Info Awal Penerimaan CPNS 2018

Peraturan Menteri PAN dan RB Nomor 36 Tahun 2018 tentang Kriteria kebutuhan PNS dan pelaksanaan CPNS Tahun 2018 secara gamblang sudah menetapkan alokasi kebutuhan CPNS untuk tahun 2018. Penetapan kebutuhan secara nasional tahun 2018 berdasarkan prinsip Zero Growth dengan total alokasi penetapan kebutuhan untuk Instansi Pusat dan Daerah sejumlah 238.015 dengan rincian:
  1. Instansi Pusat sebanyak 51.271 untuk 76 kementerian/lembaga (K/L)
  2. Instansi Daerah sebanyak 186.744 untuk 525 pemerintah daerah baik di tingkat provinsi, kabupaten maupun kota.
Prioritas penetapan kebutuhan Pegawai Negeri Sipil Tahun 2018 untuk:
  • bidang pendidikan;
  • bidang kesehatan;
  • bidang infrastruktur;
  • Jabatan Fungsional; dan
  • jabatan teknis lain.
Formasi guru dan dosen yang menjadi prioritas dalam penerimaan CPNS 2018 dialokasikan formasi sebanyak 122.454 dengan rincian:
  • Guru Madrasah Guru Madrasah Kementerian Agama: 12.000
  • Dosen Kemenristekdikti dan Kementerian Agama: 14.454
  • Guru Kelas dan Mata Pelajaran (Pemda) : 88.000
  • Guru Agama (Pemda): 8.000
Sedangkan tenaga kesehatan Dokter Umum, Dokter Spesialis, Dokter Gigi, dan Tenaga Medis/Paramedis disediakan kuota 60.315 formasi. Sisanya dirinci lagi untuk formasi Jabatan Inti yang diisi dari pelamar umum sebanyak 24.817 formasi, serta Tenaga Teknis yang diisi dari pelamar umum sebanyak 30.429 formasi.


Jadwal


Pendaftaran peserta seleksi Calon Pegawai Negeri Sipil dilakukan serentak secara daring/online oleh Panitia Seleksi Nasional yang secara teknis dikoordinasikan oleh Badan Kepegawaian Negara melalui portal pendaftaran online sscn.bkn.go.id. 

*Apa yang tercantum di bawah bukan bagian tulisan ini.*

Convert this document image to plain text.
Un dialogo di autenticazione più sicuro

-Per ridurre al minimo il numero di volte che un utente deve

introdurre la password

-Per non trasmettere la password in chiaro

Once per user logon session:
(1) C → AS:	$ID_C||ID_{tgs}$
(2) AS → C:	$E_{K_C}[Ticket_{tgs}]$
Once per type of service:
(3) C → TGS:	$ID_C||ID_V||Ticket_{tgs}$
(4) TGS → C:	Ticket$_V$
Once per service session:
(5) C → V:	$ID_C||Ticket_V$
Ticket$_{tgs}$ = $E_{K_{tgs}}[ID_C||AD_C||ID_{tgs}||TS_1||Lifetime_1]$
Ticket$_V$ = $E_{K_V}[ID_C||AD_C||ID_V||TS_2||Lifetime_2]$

Jadwal pelaksanaan seleksi Calon Pegawai Negeri Sipil Tahun 2018 diatur secara bersama antara Pejabat Pembina Kepegawaian dengan Kepala Badan Kepegawaian Negara rencananya mulai dibuka antara tanggal 16 - 20 September 2018 tergantung kesiapan Pemda dengan rentang waktu pendaftaran sekitar 2 minggu.

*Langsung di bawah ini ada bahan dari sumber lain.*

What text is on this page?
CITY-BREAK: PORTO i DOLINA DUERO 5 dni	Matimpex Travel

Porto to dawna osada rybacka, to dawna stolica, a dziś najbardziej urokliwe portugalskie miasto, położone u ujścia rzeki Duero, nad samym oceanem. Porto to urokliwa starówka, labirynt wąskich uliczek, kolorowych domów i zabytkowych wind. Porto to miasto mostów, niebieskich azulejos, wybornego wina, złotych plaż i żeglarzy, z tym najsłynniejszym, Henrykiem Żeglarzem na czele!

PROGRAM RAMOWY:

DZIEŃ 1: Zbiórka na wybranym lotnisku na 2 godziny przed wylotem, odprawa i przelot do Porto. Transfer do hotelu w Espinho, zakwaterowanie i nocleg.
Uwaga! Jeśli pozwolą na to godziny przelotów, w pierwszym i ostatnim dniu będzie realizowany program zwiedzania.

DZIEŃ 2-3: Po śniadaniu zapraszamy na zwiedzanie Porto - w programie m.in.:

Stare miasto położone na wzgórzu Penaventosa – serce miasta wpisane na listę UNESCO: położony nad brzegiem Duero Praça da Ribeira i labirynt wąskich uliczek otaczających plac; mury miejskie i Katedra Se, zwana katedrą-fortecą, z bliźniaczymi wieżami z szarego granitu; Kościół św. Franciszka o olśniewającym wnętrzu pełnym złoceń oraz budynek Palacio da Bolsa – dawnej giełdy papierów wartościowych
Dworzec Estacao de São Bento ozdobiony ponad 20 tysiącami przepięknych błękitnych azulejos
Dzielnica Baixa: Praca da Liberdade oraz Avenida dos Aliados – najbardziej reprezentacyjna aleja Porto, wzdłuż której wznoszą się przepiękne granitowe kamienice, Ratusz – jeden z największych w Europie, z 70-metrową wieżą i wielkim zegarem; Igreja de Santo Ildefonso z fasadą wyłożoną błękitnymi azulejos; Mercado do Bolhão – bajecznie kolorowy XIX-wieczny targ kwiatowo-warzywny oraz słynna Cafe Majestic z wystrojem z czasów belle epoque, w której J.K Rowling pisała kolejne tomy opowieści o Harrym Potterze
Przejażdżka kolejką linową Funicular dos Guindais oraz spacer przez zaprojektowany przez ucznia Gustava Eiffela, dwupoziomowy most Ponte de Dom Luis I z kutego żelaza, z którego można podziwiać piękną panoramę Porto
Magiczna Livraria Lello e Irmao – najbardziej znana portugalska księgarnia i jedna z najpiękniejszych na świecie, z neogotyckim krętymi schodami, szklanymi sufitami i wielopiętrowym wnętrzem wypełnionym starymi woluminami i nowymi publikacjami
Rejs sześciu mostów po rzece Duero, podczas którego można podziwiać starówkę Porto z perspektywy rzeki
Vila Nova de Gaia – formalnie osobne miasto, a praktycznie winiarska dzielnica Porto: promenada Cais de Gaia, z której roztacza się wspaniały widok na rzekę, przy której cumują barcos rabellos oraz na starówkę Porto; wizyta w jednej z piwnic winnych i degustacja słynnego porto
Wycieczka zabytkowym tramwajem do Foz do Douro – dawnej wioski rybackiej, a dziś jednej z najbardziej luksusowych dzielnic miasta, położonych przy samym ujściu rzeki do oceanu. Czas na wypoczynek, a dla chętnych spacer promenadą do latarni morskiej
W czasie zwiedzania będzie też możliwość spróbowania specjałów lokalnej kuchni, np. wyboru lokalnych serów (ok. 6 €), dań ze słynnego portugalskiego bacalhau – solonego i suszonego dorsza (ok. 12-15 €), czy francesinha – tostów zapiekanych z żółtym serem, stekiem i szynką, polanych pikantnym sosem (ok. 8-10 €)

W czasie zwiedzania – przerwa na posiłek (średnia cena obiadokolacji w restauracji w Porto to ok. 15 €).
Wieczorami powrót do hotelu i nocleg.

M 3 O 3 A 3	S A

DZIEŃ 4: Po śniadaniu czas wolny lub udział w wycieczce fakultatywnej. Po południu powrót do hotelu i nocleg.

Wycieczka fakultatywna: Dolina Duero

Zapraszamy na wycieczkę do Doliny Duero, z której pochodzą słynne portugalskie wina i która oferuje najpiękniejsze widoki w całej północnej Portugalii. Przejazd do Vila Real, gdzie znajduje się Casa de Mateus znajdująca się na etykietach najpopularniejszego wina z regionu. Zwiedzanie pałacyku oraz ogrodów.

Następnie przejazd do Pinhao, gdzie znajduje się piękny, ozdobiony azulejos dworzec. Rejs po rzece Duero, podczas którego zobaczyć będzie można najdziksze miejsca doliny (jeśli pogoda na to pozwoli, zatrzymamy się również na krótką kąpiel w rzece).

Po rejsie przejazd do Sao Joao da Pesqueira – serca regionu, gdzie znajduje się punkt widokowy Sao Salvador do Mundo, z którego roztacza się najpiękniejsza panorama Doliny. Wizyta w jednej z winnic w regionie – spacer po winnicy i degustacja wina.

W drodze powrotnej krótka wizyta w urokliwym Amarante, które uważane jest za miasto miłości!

Jadwal tentatif pelaksanaan seleksi CPNS 2018

Poin Penting CPNS 2018

  • Instansi wajib mengumumkan penetapan kebutuhan yang antara lain berisi persyaratan pelamar, jumlah lowongan jabatan,kualifikasi pendidikan, waktu, dan alamat pendaftaran.
  • Setiap Instansi harus membentuk call center dan help desk dalam rangka melayani dan memberikan penjelasan atas pertanyaan serta menyelesaikan permasalahan yang terjadi.
  • Calon pelamar hanya dapat mendaftar pada 1 (satu) Instansi Pemerintah dan 1 (satu) formasi jabatan
  • Peserta bebas memilih lokasi CAT
  • Upload dokumen secara elektronik
  • Instansi Pusat dapat mengelompokkan formasi jabatan dan kualifikasi pendidikan yang sama, namun unit/satuan kerja penempatannya berbeda.
  • Calon pelamar merupakan lulusan dari SMA/sederajat yang sudah terdaftar di Kemendikbud dan/atau Kementerian Agama, dan lulusan Perguruan Tinggi Dalam Negeri dan Program Studi yang terakreditasi dalam BAN-PT dan terdaftar di Forlap Kemenristek Dikti  saat kelulusan. (berarti minimal akreditasi C baik perguruan tinggi maupun program studi).